1. Feature Store Components
MP
Minh Pham / April 03, 2024
2 min read
Key Components
Five key components of a Feature Store
1. Feature Engineering (Transformations)#
- Feature engineering phase should offers multiple transformation techniques like select, filter, aggregate, and manipulate raw data into reusable features for ML models
- Different data sources present unique challenges:
- Streaming sources: Dealing with continuous data ingestion and processing
- Batch sources: Dealing with a large amount of static data, ingestion happens regularly or on-demand
- Variety in data formats: CSV files, S3 bucket, Parquet files…
2. Feature Storage#
- The feature storage layer can be seen as a dual-database system. On one side, it stores historical data with a focus on columnar retrieval. On the other, it features a row-oriented retrieval system focusing on low-latency data lookup.
- The offline store is the backbone for training and batch predictions. It is often time-based and is appended to rather than rewritten. Must be cost-efficient for storing large amounts of data.
- The online store stores only the latest feature vectors for a specific feature set entity. It is engineered for speed and responsiveness. Needed in real-time cases like: Fraud detection systems or real-time personalization in digital platforms.
3. Feature Registry#
- This can be seen as Centralized repository for all features within the feature store
- Stores metadata of feature (set, type, definition…)

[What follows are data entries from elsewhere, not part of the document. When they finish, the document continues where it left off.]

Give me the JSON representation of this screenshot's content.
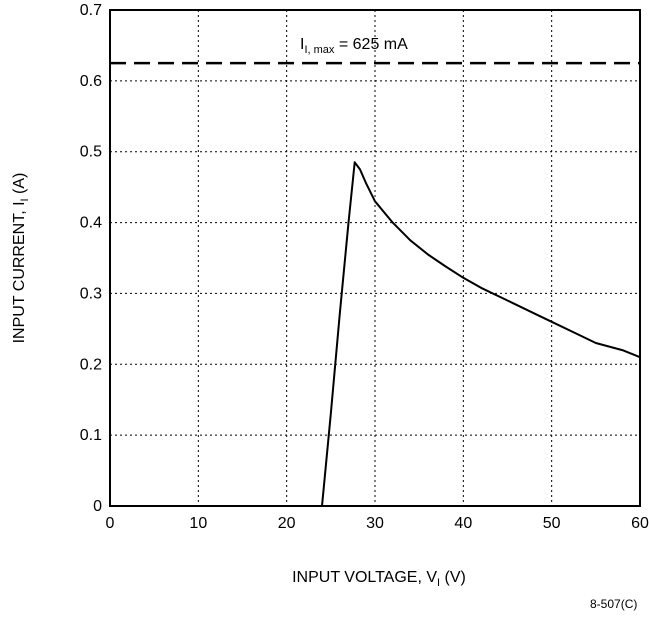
{
  "chart_data": {
    "type": "line",
    "xlabel": {
      "main": "INPUT VOLTAGE, V",
      "sub": "I",
      "unit": " (V)"
    },
    "ylabel": {
      "main": "INPUT CURRENT, I",
      "sub": "I",
      "unit": " (A)"
    },
    "xlim": [
      0,
      60
    ],
    "ylim": [
      0,
      0.7
    ],
    "x_ticks": [
      "0",
      "10",
      "20",
      "30",
      "40",
      "50",
      "60"
    ],
    "y_ticks": [
      "0",
      "0.1",
      "0.2",
      "0.3",
      "0.4",
      "0.5",
      "0.6",
      "0.7"
    ],
    "grid": true,
    "grid_style": "dotted",
    "reference_line": {
      "y": 0.625,
      "style": "dashed",
      "label": {
        "main": "I",
        "sub": "I, max",
        "rest": " = 625 mA"
      }
    },
    "series": [
      {
        "color": "#000000",
        "points": [
          [
            24.0,
            0.0
          ],
          [
            25.0,
            0.13
          ],
          [
            26.0,
            0.27
          ],
          [
            27.0,
            0.4
          ],
          [
            27.7,
            0.485
          ],
          [
            28.3,
            0.475
          ],
          [
            29.0,
            0.455
          ],
          [
            30.0,
            0.43
          ],
          [
            32.0,
            0.4
          ],
          [
            34.0,
            0.375
          ],
          [
            36.0,
            0.355
          ],
          [
            38.0,
            0.338
          ],
          [
            40.0,
            0.322
          ],
          [
            42.0,
            0.308
          ],
          [
            45.0,
            0.29
          ],
          [
            48.0,
            0.272
          ],
          [
            50.0,
            0.26
          ],
          [
            53.0,
            0.242
          ],
          [
            55.0,
            0.23
          ],
          [
            58.0,
            0.22
          ],
          [
            60.0,
            0.21
          ]
        ]
      }
    ]
  },
  "figure_id": "8-507(C)"
}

- Feature registry must also manage access control (privilege to access to a set of features and type of access granted)
4. Feature Serving#
- Enables DS/AI engineers and Real-time Models to interact with Feature Storage, retrieving historical features for training or fetching the latest feature vector for a specific entity
- The feature serving client relies on an API or SDK to perform a specific action (like fetching features)
5. Feature Monitoring#
This is a step to ensure ongoing quality, help detecting changes in the features data, cover the following aspects:
- Data quality: ensuring data anomalies stay within defined error limits
- Data drift: The statistical distribution of data over time
- Serving performance: Throughput, serving latency, and requests per second
- Training-Serving Skew: The consistency between the conditions during model training and real-time serving.